Il problema è che cosa ne sarà di questi “figli” adottivi quando non serviranno più, e già ora, alla soglia delle vacanze estive, si cominciano a manifestare le prime avvisaglie di abbandoni in massa. In mancanza di reti organizzate di colonie estive, o almeno di orfanotrofi per i pets meno abbienti, il timore è che saremo invasi da orde di cani e gatti randagi come avveniva negli anni ’70 prima che nascesse il movimento NDLB (acronimo per No Dogs Left Behind, nessun cane abbandonato). Per chi, come la sottoscritta, cane e gatto sono come figli e come tali vanno trattati, sembra impossibile che qualcuno possa tenerli in casa per qualche mese, o anche un paio d’anni, e poi buttarli via quando non servono. Ma l’allarme è stato lanciato non solo da noi animalisti, ma anche da testate come il New Yorker, che ha dedicato un lunghissimo e allarmante articolo al tema “Che cosa succederà agli animali domestici dopo la pandemia?” (ringrazio l’autore Nick Paumgarten che le preziose informazioni che ne ho tratto).

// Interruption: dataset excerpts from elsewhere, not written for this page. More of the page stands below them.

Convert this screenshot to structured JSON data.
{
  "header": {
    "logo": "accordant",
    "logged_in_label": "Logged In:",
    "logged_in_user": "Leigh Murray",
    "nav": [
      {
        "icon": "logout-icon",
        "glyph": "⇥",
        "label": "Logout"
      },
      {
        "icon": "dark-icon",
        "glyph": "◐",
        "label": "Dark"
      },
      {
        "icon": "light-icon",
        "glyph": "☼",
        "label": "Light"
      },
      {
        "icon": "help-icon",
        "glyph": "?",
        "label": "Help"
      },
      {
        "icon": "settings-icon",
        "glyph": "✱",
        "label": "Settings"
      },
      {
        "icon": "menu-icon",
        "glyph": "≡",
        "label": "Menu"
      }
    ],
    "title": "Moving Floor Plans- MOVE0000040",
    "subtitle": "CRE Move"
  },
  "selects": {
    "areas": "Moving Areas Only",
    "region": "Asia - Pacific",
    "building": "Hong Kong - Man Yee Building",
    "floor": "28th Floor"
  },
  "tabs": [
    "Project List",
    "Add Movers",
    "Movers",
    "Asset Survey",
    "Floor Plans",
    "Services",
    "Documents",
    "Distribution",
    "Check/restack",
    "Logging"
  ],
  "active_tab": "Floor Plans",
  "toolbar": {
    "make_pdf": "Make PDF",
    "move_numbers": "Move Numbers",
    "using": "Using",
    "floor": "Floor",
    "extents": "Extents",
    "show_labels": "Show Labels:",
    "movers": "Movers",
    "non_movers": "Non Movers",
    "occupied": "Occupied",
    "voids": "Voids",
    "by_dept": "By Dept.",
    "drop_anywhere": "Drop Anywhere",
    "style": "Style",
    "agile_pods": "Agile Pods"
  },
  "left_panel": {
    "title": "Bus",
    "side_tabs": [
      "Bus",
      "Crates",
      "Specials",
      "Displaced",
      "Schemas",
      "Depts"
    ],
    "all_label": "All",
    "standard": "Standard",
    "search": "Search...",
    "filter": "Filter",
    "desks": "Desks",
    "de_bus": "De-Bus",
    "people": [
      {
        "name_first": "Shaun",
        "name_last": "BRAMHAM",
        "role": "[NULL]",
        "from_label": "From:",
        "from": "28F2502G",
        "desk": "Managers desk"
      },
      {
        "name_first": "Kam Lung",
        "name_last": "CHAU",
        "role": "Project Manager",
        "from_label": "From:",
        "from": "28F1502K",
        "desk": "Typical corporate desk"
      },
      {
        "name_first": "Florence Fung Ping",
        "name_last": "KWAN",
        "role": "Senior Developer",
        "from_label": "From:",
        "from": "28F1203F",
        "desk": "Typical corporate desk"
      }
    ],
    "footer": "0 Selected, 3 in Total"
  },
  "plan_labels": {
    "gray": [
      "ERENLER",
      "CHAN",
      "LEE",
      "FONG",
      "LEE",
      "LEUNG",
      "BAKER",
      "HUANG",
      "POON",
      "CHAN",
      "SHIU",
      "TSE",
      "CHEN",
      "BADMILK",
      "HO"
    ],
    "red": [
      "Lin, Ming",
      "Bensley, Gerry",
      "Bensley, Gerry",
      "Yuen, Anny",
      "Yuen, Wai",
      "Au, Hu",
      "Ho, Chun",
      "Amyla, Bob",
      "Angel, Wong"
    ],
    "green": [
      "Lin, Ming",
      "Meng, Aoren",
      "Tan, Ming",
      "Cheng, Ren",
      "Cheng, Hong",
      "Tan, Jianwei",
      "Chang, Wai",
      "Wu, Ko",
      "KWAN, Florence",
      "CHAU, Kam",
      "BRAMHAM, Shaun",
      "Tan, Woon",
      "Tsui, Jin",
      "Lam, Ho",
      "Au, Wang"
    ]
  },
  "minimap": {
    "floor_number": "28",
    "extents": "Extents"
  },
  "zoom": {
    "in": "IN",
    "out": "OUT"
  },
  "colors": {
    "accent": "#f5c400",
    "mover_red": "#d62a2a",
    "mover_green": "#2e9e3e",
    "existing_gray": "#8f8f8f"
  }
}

Risposte ovviamente non ce ne sono, ma credo sia importante parlarne per sensibilizzare l’opinione pubblica e facilitare la vita a chi volesse portarsi cani e gatti in vacanza. Come ben sanno i proprietari di animali domestici, la maggior parte delle spiagge non sono aperte ai cani, salvo alcune spiagge dog frendly, che in Italia per fortuna si stanno moltiplicando, ma non così in altri Paesi. Parecchi alberghi, soprattutto all’estero, non li accettano. I biglietti aerei per i pets in cabina sono spesso più costosi di quelli di un volo low cost per umani, eppure non occupano spazio e non comportano nessun lavoro in più per l’equipaggio. Per fortuna sui treni i cani di piccola taglia ancora viaggiano gratis, almeno fino a quando gli amministratori delegati delle Ferrovie non realizzeranno che sono una facile fonte di reddito. Quelli di tagli media e grande pagano già il 50% del biglietto (o 50 Euro su Italo). Se è sacrosanto condannare chi abbandona questi meravigliosi compagni, bisognerebbe però aiutare i proprietari a portarsi in vacanza Fido e Mirtilla. Non ho idee da suggerire. Ma sono sicura che giovani intraprendenti e amanti degli animali, in cerca di attività remunerative, potrebbero inventarsi qualche start up per risolvere il problema. Magari una app tipo DogB&B. O un listing internazionale degli alberghi e campeggi che accettano animali domestici. O una rete camping diurni o residenziali per i proprietari di cani che non li possono portare in vacanza. In America e anche in Giamaica ci sono organizzazioni che ricoverano in shelters confortevoli gli animali abbandonati, li curano, li vaccinano e li esportano con voli speciali all’estero, dove si trovano persone disposte ad adottarli.
Una cosa la sindemia ci ha insegnato: che gli amici a quattro zampe sono preziosi per il nostro benessere. Dobbiamo cercare di non dimenticarlo, come la limpidezza del mare senza barche, l’azzurro dei cieli senza aerei, i delfini e le balene vicino a riva, i tappeti di stelle anche in città. Ricompense piccole, è vero, per ciò che abbiamo sofferto, e forse per questo troppo facilmente destinate all’oblio.